What Overstimulation Is

Overstimulation happens when we are swamped by more sights, sounds, tastes, and sensations than with which we can cope. It is as if we have too many tabs open in our head, and our brain cannot process them as fast as they are firing. Once this sensory overload begins, we become hyperaware of everything in our environment, exacerbating our condition.

For someone who dissociates and is already sensitive to anxiety-provoking events, too much stimuli can be detrimental to our routine functioning. Our brains cannot process the amount of stimuli we are ingesting, so we are prone to dissociate and shutdown.

Many people have heard of the fight-flight-freeze response. It is the body’s response to real or perceived danger. The body will either enter fight mode and stay, go into flight mode and try to escape the situation or freeze and shut down emotionally. When individuals who are sensitive, such as those with dissociative disorders, and susceptible to overstimulation are exposed to exessive sensory triggers, they can go into freeze mode, which is where dissociation occurs. 

My Experience with Overstimulation and Dissociative Identity Disorder

Dissociation and shutting down happened with me recently when I was out with a group of six friends. We all joined together for a few hours one day for shopping and a meal. Everyone was talking, cackling, and singing to the radio, seemingly all at the same time. Soon, the amount of noise was too much for my threshold. The environment was overstimulating, and I began to shut down.

Due to excessive stimulation, I could not understand what my friends were saying. I only heard loud, muffled noise from my group. I became dissociative and disconnected from myself. My head began to hurt and felt fuzzy inside. My anxiety was fired up, but I grew quiet, turned in towards myself, and shut down. I had to leave my friends early to decompress and find a safe space.

I experienced severe overstimulation. For the next two days, I lay in bed crying, distraught, and foggy-headed.
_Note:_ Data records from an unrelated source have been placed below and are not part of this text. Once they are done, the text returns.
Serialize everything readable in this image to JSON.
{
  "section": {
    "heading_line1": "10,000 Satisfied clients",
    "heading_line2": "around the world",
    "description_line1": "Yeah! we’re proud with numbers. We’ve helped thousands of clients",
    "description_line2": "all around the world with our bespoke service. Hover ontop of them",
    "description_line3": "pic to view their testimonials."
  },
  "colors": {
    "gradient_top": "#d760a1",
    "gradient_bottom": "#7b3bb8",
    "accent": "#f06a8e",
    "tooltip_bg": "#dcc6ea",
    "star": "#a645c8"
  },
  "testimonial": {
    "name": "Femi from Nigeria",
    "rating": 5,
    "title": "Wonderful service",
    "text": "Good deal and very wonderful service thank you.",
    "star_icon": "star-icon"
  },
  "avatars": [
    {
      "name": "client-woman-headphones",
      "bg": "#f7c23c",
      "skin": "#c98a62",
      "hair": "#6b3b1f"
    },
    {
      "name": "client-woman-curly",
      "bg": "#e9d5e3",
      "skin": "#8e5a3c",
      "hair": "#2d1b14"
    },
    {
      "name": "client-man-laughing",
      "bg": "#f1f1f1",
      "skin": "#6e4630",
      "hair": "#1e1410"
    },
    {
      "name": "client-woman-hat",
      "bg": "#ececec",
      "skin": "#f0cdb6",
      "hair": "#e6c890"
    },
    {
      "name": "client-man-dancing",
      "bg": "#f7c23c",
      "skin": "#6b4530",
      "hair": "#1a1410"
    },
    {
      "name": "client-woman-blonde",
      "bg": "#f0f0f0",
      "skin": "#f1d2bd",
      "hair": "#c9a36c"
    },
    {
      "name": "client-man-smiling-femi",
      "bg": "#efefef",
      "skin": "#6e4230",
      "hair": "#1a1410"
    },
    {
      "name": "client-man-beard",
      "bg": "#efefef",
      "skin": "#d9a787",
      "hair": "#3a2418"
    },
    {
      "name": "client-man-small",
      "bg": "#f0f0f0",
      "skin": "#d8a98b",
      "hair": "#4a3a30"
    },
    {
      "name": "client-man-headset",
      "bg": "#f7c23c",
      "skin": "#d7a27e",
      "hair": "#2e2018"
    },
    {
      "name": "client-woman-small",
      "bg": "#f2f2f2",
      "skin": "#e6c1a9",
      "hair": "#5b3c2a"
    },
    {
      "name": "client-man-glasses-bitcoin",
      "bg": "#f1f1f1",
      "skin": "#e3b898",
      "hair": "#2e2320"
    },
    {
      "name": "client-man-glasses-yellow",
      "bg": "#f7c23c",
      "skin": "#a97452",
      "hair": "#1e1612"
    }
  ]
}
I lost several days of memory, and it eventually took a week before I felt back to my normal self. 

How to Cope with Overstimulation and Dissociation

You can try to avoid triggers of sensory overload once you know what causes it for you. For example, I know that crowds of people and loud noises trigger me to shut down and create a need to retreat to a quiet space, so I know to avoid the shopping mall on Black Friday and to avoid the movie theater on the opening night of a Star Wars release.

Other suggestions on how to cope with situations that can lead to dissociation due to overstimulation:

  • Have an escape plan. Get out of the triggering environment. 
  • Take a break. Find someplace to be alone, and use the downtime to rest and recharge.
  • Use earplugs or noise-canceling headphones that can drown out unwanted noises. Play a soothing playlist.
  • Limit your screen time. I have found that dissociation and overstimulation are linked for me and are exacerbated by my use of screens, such as my mobile phone.
  • Respond to your needs early. Take care of yourself before someone needs to take care of you.
  • Try meditation or simple, deep breathing exercises. 
  • Keep things close by that can soothe you and create positive stimuli, such as a favorite, comfortable blanket or a worry stone.
  • Wear sunglasses indoors to block out light.
  • Wear your favorite, comfortable clothes.

Overstimulation and dissociation can be quite debilitating. Everyone experiences too much stimuli at times, but most aren’t aware of its effects. But those with anxiety-related disorders, such as dissociative disorders, are more susceptible to the stresses of sensory overload. Careful planning and knowing your triggers are keys to managing excessive stimuli.